Animal health surveillance cuts jeopardise public wellbeingCurrent affairsNews
Reductions to farm animal health surveillance could risk harmful diseases going undetected and jeopardise public wellbeing in Britain, the Royal College of Pathologists (RCP) have warned.
RCP said that human health could be in danger as the cuts threaten to heighten the risk of contracting serious illnesses such as the mad cow disease.
The organisation is summoning for an urgent review of the plans to cut the number of animal health surveillance laboratories in England and Wales from 14 to seven.
The Department for Environment, Food and Rural Affairs (Defra) has said that the plan to decrease the number of labs by 50 per cent is part of an “improved approach”.
RCP president Dr Archie Prentice argued that: “The risk is that if we can’t detect an animal infection quickly, it can then spread throughout animal livestock, which is worth £11billion to this country. More importantly, the risk is that it can spread to humans before it can be identified in the animal stock.”
One of the major concerns of the experts is – the chronic nature of the illnesses – that could lead to potential epidemics.
Dr Prentice said: “We are always going to see new organisms that we haven’t seen before and we are always going to see old organisms that we thought had been brought under control, reappearing. So if you don’t have this early detection system around, your chance of picking this up is much less.”
Variant Creutzfeldt-Jakob disease (vCJD) – the human form of bovine spongiform encephalopathy (BSE) has killed 174 people. The disease first emerged in cattle in 1986 as pathologists identified, surveyed and helped generate a response to the outbreak.

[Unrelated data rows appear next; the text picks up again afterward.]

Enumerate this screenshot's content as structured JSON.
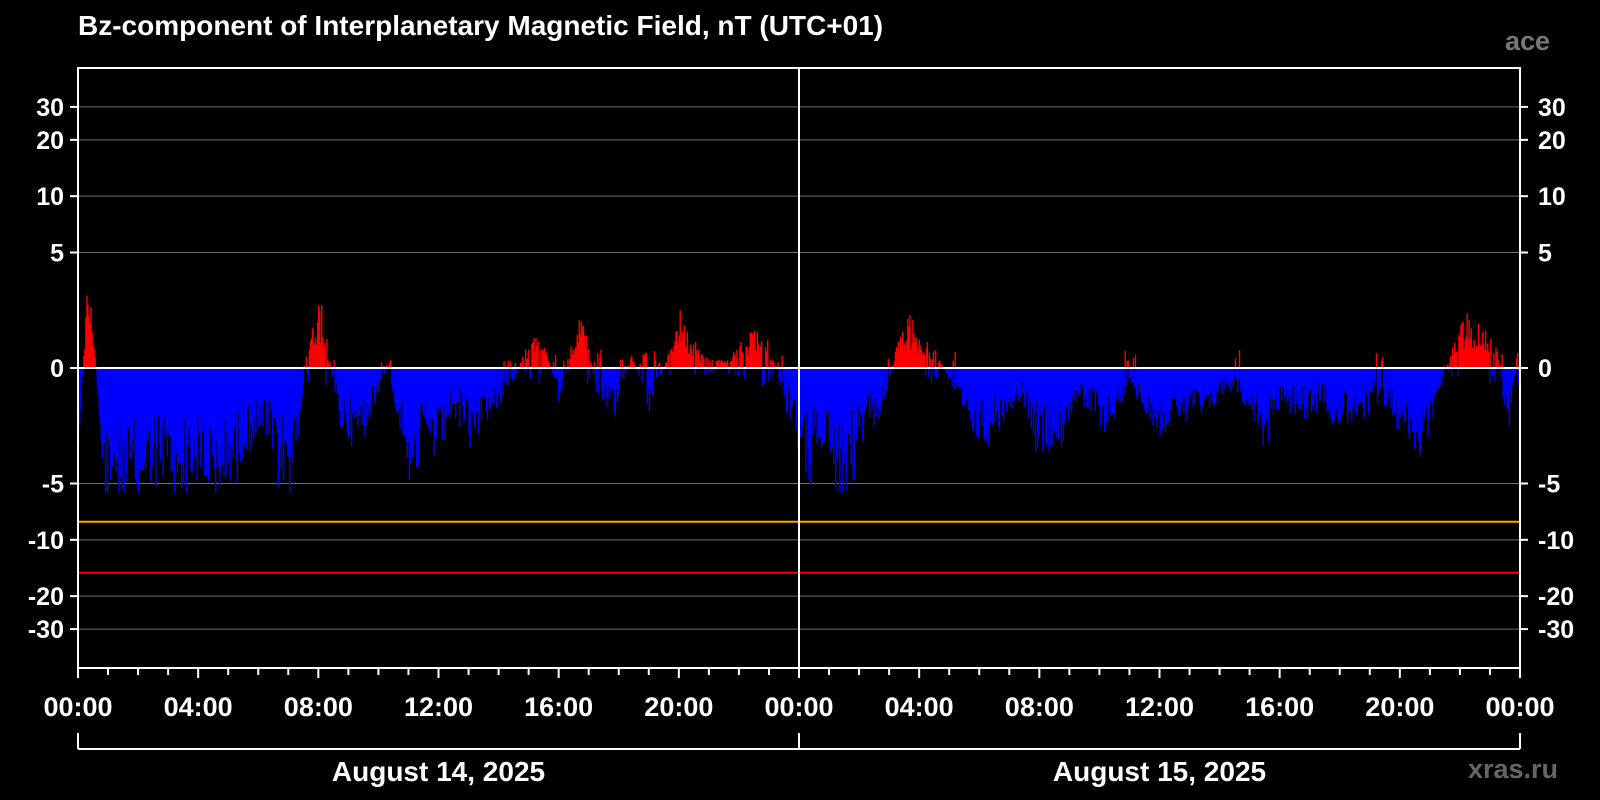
{
  "header": {
    "title": "Bz-component of Interplanetary Magnetic Field, nT (UTC+01)",
    "source": "ace",
    "site": "xras.ru"
  },
  "chart_data": {
    "type": "bar",
    "title": "Bz-component of Interplanetary Magnetic Field, nT (UTC+01)",
    "ylabel": "",
    "xlabel": "",
    "y_scale": "piecewise: linear between -5 and 5, logarithmic beyond",
    "ylim": [
      -40,
      40
    ],
    "y_ticks": [
      30,
      20,
      10,
      5,
      0,
      -5,
      -10,
      -20,
      -30
    ],
    "y_tick_labels": [
      "30",
      "20",
      "10",
      "5",
      "0",
      "-5",
      "-10",
      "-20",
      "-30"
    ],
    "x_tick_labels": [
      "00:00",
      "04:00",
      "08:00",
      "12:00",
      "16:00",
      "20:00",
      "00:00",
      "04:00",
      "08:00",
      "12:00",
      "16:00",
      "20:00",
      "00:00"
    ],
    "x_hours_range": [
      0,
      48
    ],
    "dates": [
      "August 14, 2025",
      "August 15, 2025"
    ],
    "positive_color": "#ff0000",
    "negative_color": "#0000ff",
    "threshold_lines": [
      {
        "value": -8,
        "color": "#ffa500"
      },
      {
        "value": -15,
        "color": "#ff0000"
      }
    ],
    "grid": true,
    "legend": "none",
    "bz_profile_hours": [
      0,
      0.3,
      0.5,
      0.8,
      1.5,
      2.2,
      2.6,
      3.2,
      4.0,
      4.7,
      5.5,
      6.2,
      7.0,
      7.3,
      7.6,
      8.0,
      8.3,
      8.7,
      9.2,
      9.6,
      10.0,
      10.2,
      10.7,
      11.0,
      11.5,
      12.0,
      12.5,
      13.0,
      13.5,
      14.0,
      14.4,
      14.8,
      15.2,
      15.6,
      16.0,
      16.4,
      16.8,
      17.2,
      17.8,
      18.4,
      19.0,
      19.6,
      20.0,
      20.4,
      21.0,
      21.6,
      22.0,
      22.5,
      23.0,
      23.5,
      24.0,
      24.4,
      24.9,
      25.3,
      25.8,
      26.3,
      26.8,
      27.2,
      27.6,
      28.0,
      28.6,
      29.2,
      29.7,
      30.2,
      30.8,
      31.4,
      32.0,
      32.6,
      33.2,
      33.8,
      34.2,
      34.6,
      35.0,
      35.5,
      36.0,
      36.5,
      37.0,
      37.5,
      38.0,
      38.5,
      39.0,
      39.5,
      40.0,
      40.5,
      41.0,
      41.4,
      41.8,
      42.4,
      42.9,
      43.4,
      44.0,
      44.6,
      45.2,
      45.8,
      46.3,
      46.8,
      47.2,
      47.6,
      48.0
    ],
    "bz_profile_nT": [
      -3.5,
      3.5,
      1.5,
      -4.2,
      -5.2,
      -4.6,
      -3.8,
      -4.7,
      -4.3,
      -4.9,
      -3.2,
      -2.6,
      -4.8,
      -2.5,
      0.6,
      2.6,
      0.7,
      -2.3,
      -3.0,
      -2.1,
      -1.0,
      0.5,
      -2.4,
      -3.6,
      -2.8,
      -3.7,
      -1.5,
      -2.6,
      -1.8,
      -1.2,
      -0.8,
      0.5,
      1.4,
      0.6,
      -1.5,
      1.0,
      2.2,
      -0.8,
      -1.8,
      0.5,
      -1.4,
      0.4,
      2.2,
      1.0,
      0.3,
      0.3,
      0.9,
      1.6,
      0.8,
      -1.3,
      -2.8,
      -3.8,
      -2.5,
      -4.5,
      -3.6,
      -2.5,
      -1.6,
      0.8,
      1.8,
      1.2,
      0.6,
      -1.2,
      -2.5,
      -3.0,
      -1.7,
      -1.2,
      -3.2,
      -2.8,
      -1.3,
      -1.9,
      -2.4,
      -1.6,
      -0.9,
      -1.6,
      -2.5,
      -2.0,
      -1.6,
      -2.0,
      -1.1,
      -0.8,
      -1.8,
      -2.6,
      -1.4,
      -1.5,
      -1.7,
      -1.2,
      -2.2,
      -2.0,
      -1.5,
      -1.0,
      -2.6,
      -3.4,
      -1.2,
      1.0,
      1.9,
      1.4,
      0.8,
      -2.8,
      2.0
    ]
  }
}
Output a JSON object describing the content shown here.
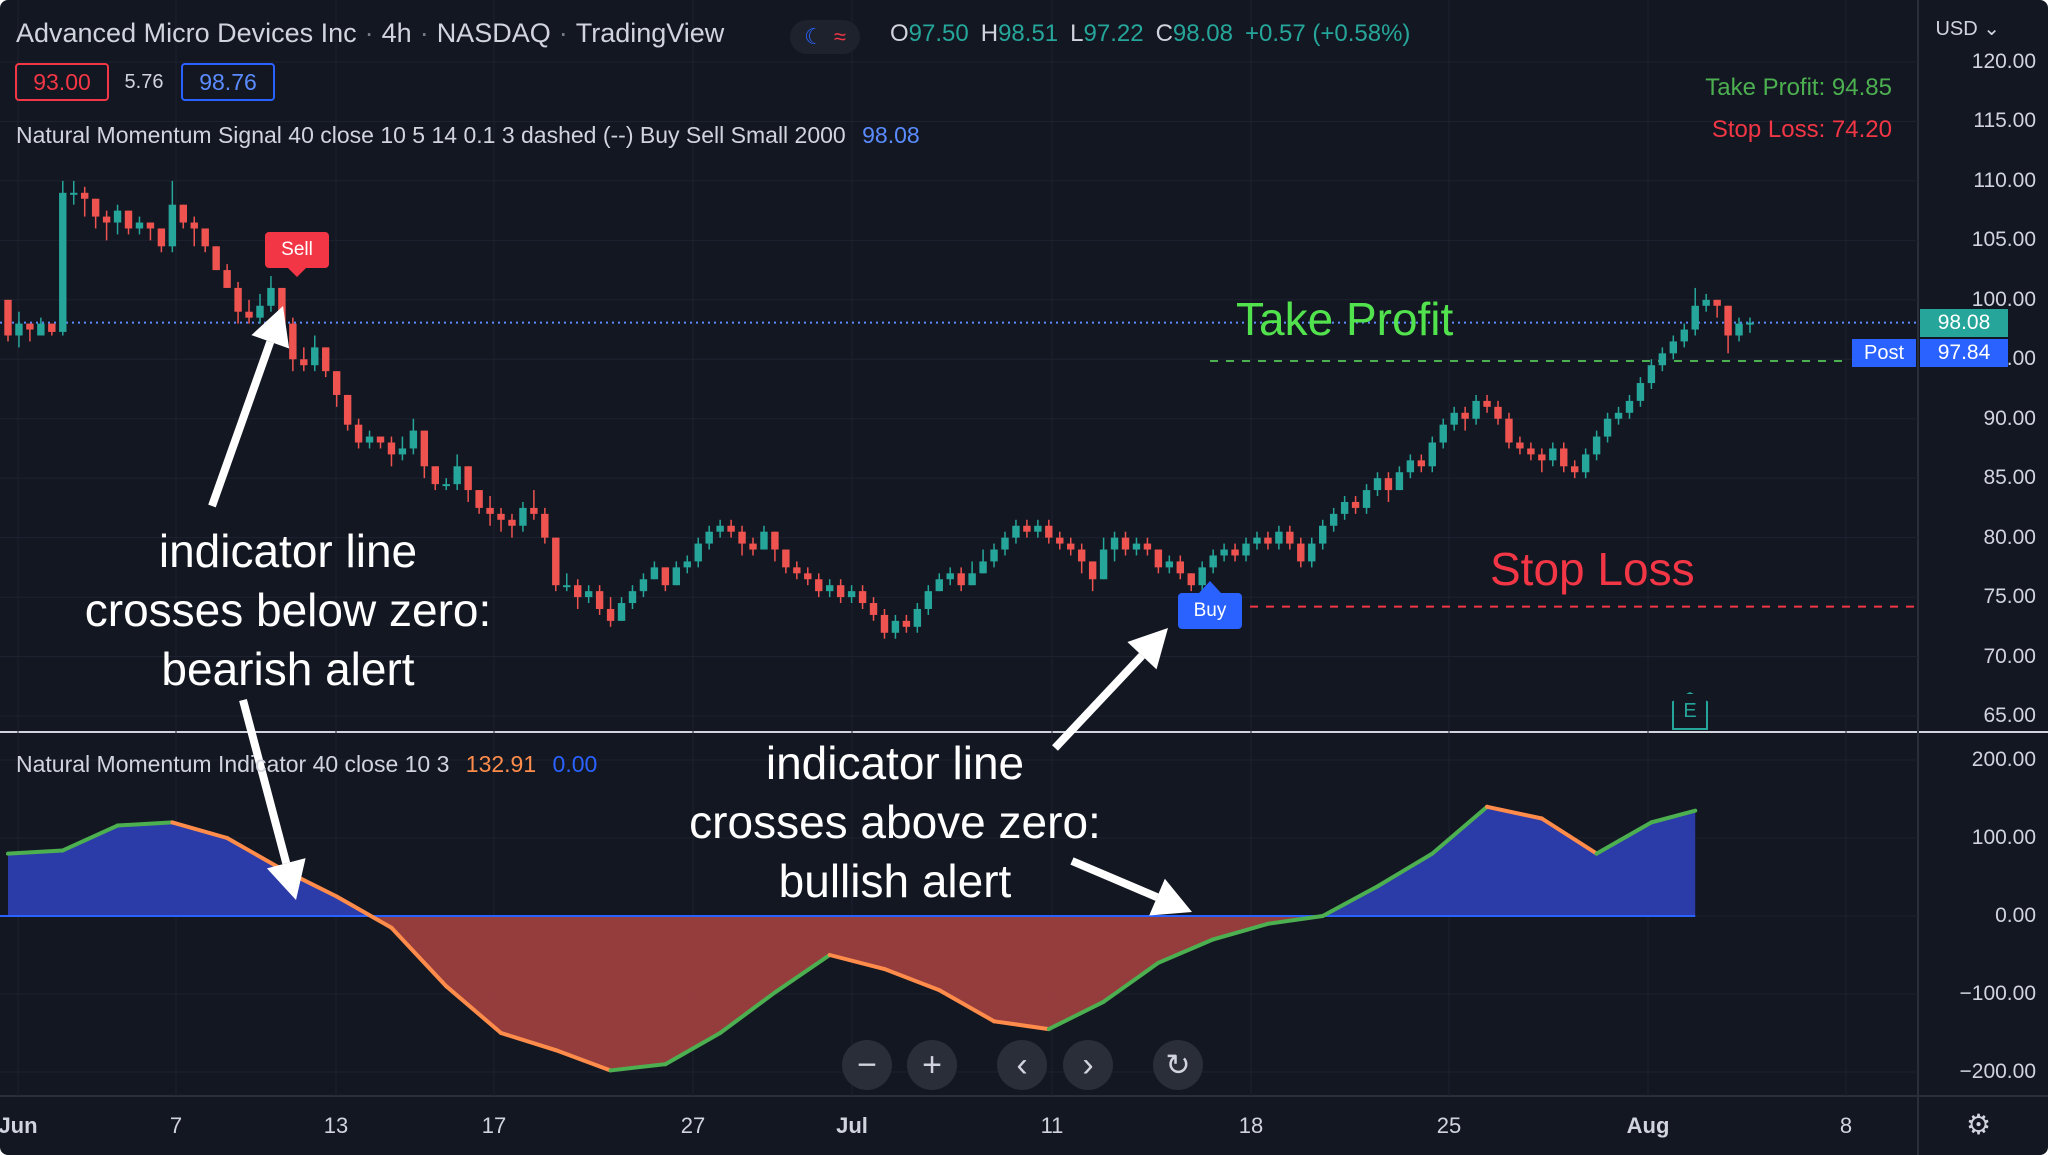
{
  "header": {
    "symbol": "Advanced Micro Devices Inc",
    "interval": "4h",
    "exchange": "NASDAQ",
    "platform": "TradingView",
    "ohlc": {
      "o": "97.50",
      "h": "98.51",
      "l": "97.22",
      "c": "98.08",
      "chg": "+0.57 (+0.58%)"
    },
    "bid": "93.00",
    "spread": "5.76",
    "ask": "98.76",
    "currency": "USD"
  },
  "signal_legend": {
    "name": "Natural Momentum Signal 40 close 10 5 14 0.1 3 dashed (--) Buy Sell Small 2000",
    "value": "98.08"
  },
  "indicator_legend": {
    "name": "Natural Momentum Indicator 40 close 10 3",
    "value1": "132.91",
    "value2": "0.00"
  },
  "top_right": {
    "take_profit": "Take Profit: 94.85",
    "stop_loss": "Stop Loss: 74.20"
  },
  "overlay_labels": {
    "take_profit": "Take Profit",
    "stop_loss": "Stop Loss",
    "bearish": [
      "indicator line",
      "crosses below zero:",
      "bearish alert"
    ],
    "bullish": [
      "indicator line",
      "crosses above zero:",
      "bullish alert"
    ]
  },
  "signals": {
    "sell": "Sell",
    "buy": "Buy"
  },
  "price_tags": {
    "last": "98.08",
    "post_label": "Post",
    "post_value": "97.84"
  },
  "chart_data": {
    "type": "candlestick",
    "price_axis": {
      "ticks": [
        "120.00",
        "115.00",
        "110.00",
        "105.00",
        "100.00",
        "95.00",
        "90.00",
        "85.00",
        "80.00",
        "75.00",
        "70.00",
        "65.00"
      ],
      "ylim": [
        65,
        120
      ]
    },
    "indicator_axis": {
      "ticks": [
        "200.00",
        "100.00",
        "0.00",
        "−100.00",
        "−200.00"
      ],
      "ylim": [
        -200,
        200
      ]
    },
    "x_ticks": [
      "Jun",
      "7",
      "13",
      "17",
      "27",
      "Jul",
      "11",
      "18",
      "25",
      "Aug",
      "8"
    ],
    "levels": {
      "last": 98.08,
      "take_profit": 94.85,
      "stop_loss": 74.2
    },
    "candles": [
      [
        100,
        97,
        100,
        96.5
      ],
      [
        97,
        98,
        99,
        96
      ],
      [
        98,
        97.5,
        98,
        96.5
      ],
      [
        97,
        98,
        98.5,
        97
      ],
      [
        98,
        97.3,
        98,
        97
      ],
      [
        97.3,
        109,
        110,
        97
      ],
      [
        109,
        109,
        110,
        108
      ],
      [
        109,
        108.5,
        109.5,
        107
      ],
      [
        108.5,
        107,
        108.5,
        106
      ],
      [
        107,
        106.5,
        107.5,
        105
      ],
      [
        106.5,
        107.5,
        108,
        105.5
      ],
      [
        107.5,
        106,
        107.5,
        105.5
      ],
      [
        106,
        106.5,
        107,
        105.5
      ],
      [
        106.5,
        106,
        106.5,
        105
      ],
      [
        106,
        104.5,
        106,
        104
      ],
      [
        104.5,
        108,
        110,
        104
      ],
      [
        108,
        106.5,
        108,
        106
      ],
      [
        106.5,
        106,
        107,
        104.5
      ],
      [
        106,
        104.5,
        106,
        104
      ],
      [
        104.5,
        102.5,
        104.5,
        102.5
      ],
      [
        102.5,
        101,
        103,
        101
      ],
      [
        101,
        99,
        101.5,
        98
      ],
      [
        99,
        98.5,
        100,
        98
      ],
      [
        98.5,
        99.5,
        100.5,
        98
      ],
      [
        99.5,
        101,
        102,
        99
      ],
      [
        101,
        98,
        101,
        97
      ],
      [
        98,
        95,
        98.5,
        94
      ],
      [
        95,
        94.5,
        96,
        94
      ],
      [
        94.5,
        96,
        97,
        94
      ],
      [
        96,
        94,
        96,
        93.5
      ],
      [
        94,
        92,
        94,
        91
      ],
      [
        92,
        89.5,
        92,
        89
      ],
      [
        89.5,
        88,
        90,
        87.5
      ],
      [
        88,
        88.5,
        89,
        87.5
      ],
      [
        88.5,
        88,
        88.5,
        87.5
      ],
      [
        88,
        87,
        88.5,
        86
      ],
      [
        87,
        87.5,
        88.5,
        86.5
      ],
      [
        87.5,
        89,
        90,
        87
      ],
      [
        89,
        86,
        89,
        85
      ],
      [
        86,
        84.5,
        86,
        84
      ],
      [
        84.5,
        84.5,
        85,
        84
      ],
      [
        84.5,
        86,
        87,
        84
      ],
      [
        86,
        84,
        86,
        83
      ],
      [
        84,
        82.5,
        84,
        82
      ],
      [
        82.5,
        82,
        83.5,
        81
      ],
      [
        82,
        81.5,
        82.5,
        80.5
      ],
      [
        81.5,
        81,
        82,
        80
      ],
      [
        81,
        82.5,
        83,
        80.5
      ],
      [
        82.5,
        82,
        84,
        81.5
      ],
      [
        82,
        80,
        82.5,
        79.5
      ],
      [
        80,
        76,
        80,
        75.5
      ],
      [
        76,
        76,
        77,
        75.5
      ],
      [
        76,
        75,
        76.5,
        74
      ],
      [
        75,
        75.5,
        76,
        74.5
      ],
      [
        75.5,
        74,
        76,
        73.5
      ],
      [
        74,
        73,
        75,
        72.5
      ],
      [
        73,
        74.5,
        75,
        73
      ],
      [
        74.5,
        75.5,
        76,
        74
      ],
      [
        75.5,
        76.5,
        77,
        75
      ],
      [
        76.5,
        77.5,
        78,
        76.5
      ],
      [
        77.5,
        76,
        77.5,
        75.5
      ],
      [
        76,
        77.5,
        78,
        76
      ],
      [
        77.5,
        78,
        78.5,
        77
      ],
      [
        78,
        79.5,
        80,
        77.5
      ],
      [
        79.5,
        80.5,
        81,
        79
      ],
      [
        80.5,
        81,
        81.5,
        80
      ],
      [
        81,
        80.5,
        81.5,
        80
      ],
      [
        80.5,
        79.5,
        81,
        78.5
      ],
      [
        79.5,
        79,
        80,
        78.5
      ],
      [
        79,
        80.5,
        81,
        79
      ],
      [
        80.5,
        79,
        80.5,
        78
      ],
      [
        79,
        77.5,
        79,
        77
      ],
      [
        77.5,
        77,
        78,
        76.5
      ],
      [
        77,
        76.5,
        77.5,
        76
      ],
      [
        76.5,
        75.5,
        77,
        75
      ],
      [
        75.5,
        76,
        76.5,
        75
      ],
      [
        76,
        75,
        76.5,
        74.5
      ],
      [
        75,
        75.5,
        76,
        74.5
      ],
      [
        75.5,
        74.5,
        76,
        74
      ],
      [
        74.5,
        73.5,
        75,
        73
      ],
      [
        73.5,
        72,
        74,
        71.5
      ],
      [
        72,
        73,
        73.5,
        71.5
      ],
      [
        73,
        72.5,
        73.5,
        72
      ],
      [
        72.5,
        74,
        74.5,
        72
      ],
      [
        74,
        75.5,
        76,
        73.5
      ],
      [
        75.5,
        76.5,
        77,
        75.5
      ],
      [
        76.5,
        77,
        77.5,
        76
      ],
      [
        77,
        76,
        77.5,
        75.5
      ],
      [
        76,
        77,
        78,
        76
      ],
      [
        77,
        78,
        79,
        77
      ],
      [
        78,
        79,
        79.5,
        77.5
      ],
      [
        79,
        80,
        80.5,
        78.5
      ],
      [
        80,
        81,
        81.5,
        79.5
      ],
      [
        81,
        80.5,
        81.5,
        80
      ],
      [
        80.5,
        81,
        81.5,
        80
      ],
      [
        81,
        80,
        81.5,
        79.5
      ],
      [
        80,
        79.5,
        80.5,
        79
      ],
      [
        79.5,
        79,
        80,
        78.5
      ],
      [
        79,
        78,
        79.5,
        77
      ],
      [
        78,
        76.5,
        78,
        75.5
      ],
      [
        76.5,
        79,
        80,
        76.5
      ],
      [
        79,
        80,
        80.5,
        78
      ],
      [
        80,
        79,
        80.5,
        78.5
      ],
      [
        79,
        79.5,
        80,
        78.5
      ],
      [
        79.5,
        79,
        80,
        78.5
      ],
      [
        79,
        77.5,
        79,
        77
      ],
      [
        77.5,
        78,
        78.5,
        77
      ],
      [
        78,
        77,
        78.5,
        76.5
      ],
      [
        77,
        76,
        77,
        75.5
      ],
      [
        76,
        77.5,
        78,
        75.5
      ],
      [
        77.5,
        78.5,
        79,
        77
      ],
      [
        78.5,
        79,
        79.5,
        78
      ],
      [
        79,
        78.5,
        79.5,
        78
      ],
      [
        78.5,
        79.5,
        80,
        78
      ],
      [
        79.5,
        80,
        80.5,
        79
      ],
      [
        80,
        79.5,
        80.5,
        79
      ],
      [
        79.5,
        80.5,
        81,
        79
      ],
      [
        80.5,
        79.5,
        81,
        79
      ],
      [
        79.5,
        78,
        80,
        77.5
      ],
      [
        78,
        79.5,
        80,
        77.5
      ],
      [
        79.5,
        81,
        81.5,
        79
      ],
      [
        81,
        82,
        82.5,
        80.5
      ],
      [
        82,
        83,
        83.5,
        81.5
      ],
      [
        83,
        82.5,
        83.5,
        82
      ],
      [
        82.5,
        84,
        84.5,
        82
      ],
      [
        84,
        85,
        85.5,
        83.5
      ],
      [
        85,
        84,
        85.5,
        83
      ],
      [
        84,
        85.5,
        86,
        84
      ],
      [
        85.5,
        86.5,
        87,
        85
      ],
      [
        86.5,
        86,
        87,
        85.5
      ],
      [
        86,
        88,
        88.5,
        85.5
      ],
      [
        88,
        89.5,
        90,
        87.5
      ],
      [
        89.5,
        90.5,
        91,
        89
      ],
      [
        90.5,
        90,
        91,
        89
      ],
      [
        90,
        91.5,
        92,
        89.5
      ],
      [
        91.5,
        91,
        92,
        90.5
      ],
      [
        91,
        90,
        91.5,
        89.5
      ],
      [
        90,
        88,
        90.5,
        87.5
      ],
      [
        88,
        87.5,
        88.5,
        87
      ],
      [
        87.5,
        87,
        88,
        86.5
      ],
      [
        87,
        86.5,
        87.5,
        85.5
      ],
      [
        86.5,
        87.5,
        88,
        86
      ],
      [
        87.5,
        86,
        88,
        85.5
      ],
      [
        86,
        85.5,
        86.5,
        85
      ],
      [
        85.5,
        87,
        87.5,
        85
      ],
      [
        87,
        88.5,
        89,
        86.5
      ],
      [
        88.5,
        90,
        90.5,
        88
      ],
      [
        90,
        90.5,
        91,
        89.5
      ],
      [
        90.5,
        91.5,
        92,
        90
      ],
      [
        91.5,
        93,
        93.5,
        91
      ],
      [
        93,
        94.5,
        95,
        92.5
      ],
      [
        94.5,
        95.5,
        96,
        94
      ],
      [
        95.5,
        96.5,
        97,
        95
      ],
      [
        96.5,
        97.5,
        98,
        96
      ],
      [
        97.5,
        99.5,
        101,
        97
      ],
      [
        99.5,
        100,
        100.5,
        99
      ],
      [
        100,
        99.5,
        100,
        98.5
      ],
      [
        99.5,
        97,
        99.5,
        95.5
      ],
      [
        97,
        98,
        98.5,
        96.5
      ],
      [
        98,
        98.08,
        98.51,
        97.22
      ]
    ],
    "indicator": {
      "x_index": [
        0,
        5,
        10,
        15,
        20,
        25,
        30,
        35,
        40,
        45,
        50,
        55,
        60,
        65,
        70,
        75,
        80,
        85,
        90,
        95,
        100,
        105,
        110,
        115,
        120,
        125,
        130,
        135,
        140,
        145,
        150,
        154
      ],
      "values": [
        80,
        84,
        116,
        120,
        100,
        60,
        25,
        -15,
        -90,
        -150,
        -172,
        -198,
        -190,
        -150,
        -98,
        -50,
        -68,
        -95,
        -135,
        -145,
        -110,
        -60,
        -30,
        -10,
        0,
        38,
        80,
        140,
        125,
        80,
        120,
        135
      ]
    }
  },
  "controls": {
    "zoom_out": "−",
    "zoom_in": "+",
    "scroll_left": "‹",
    "scroll_right": "›",
    "reset": "↻"
  }
}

Many suggest that the cuts indicate an irretrievable loss of expertise and would make Britain more vulnerable to BSE-type infections in the future.
The Animal Health and Laboratories Agency (AHVLA) have also identified other diseases such as swine fever, Schmallenberg virus, blue tongue and most recently spotted the crossover of tuberculosis (TB) from domestic cats to humans.
Disappointed about the cuts Dr Prentice commented: “I don’t know anybody who is happy about this. We know from what some of the officials at Defra and AHVLA have told us that they wouldn’t do this if they hadn’t been under such pressure to cut costs.”
The plans mean that vets will need to complete extra training in pathology and autopsies might have to be performed on site at farms or in slaughterhouses.
For some farmers, it might even become necessary to securely transport larger livestock carcasses themselves to centres much further away.
However, AHVLA believes this is an “improved approach” to surveillance.
According to the agency, now it will not just rely on government post-mortems but will also utilise the expertise of private vets, universities and the livestock industry.
An AHVLA official said: “Far from a loss of expertise, there is a greater emphasis on developing the specific skills of pathology and epidemiology within AHVLA which are so highly valued.”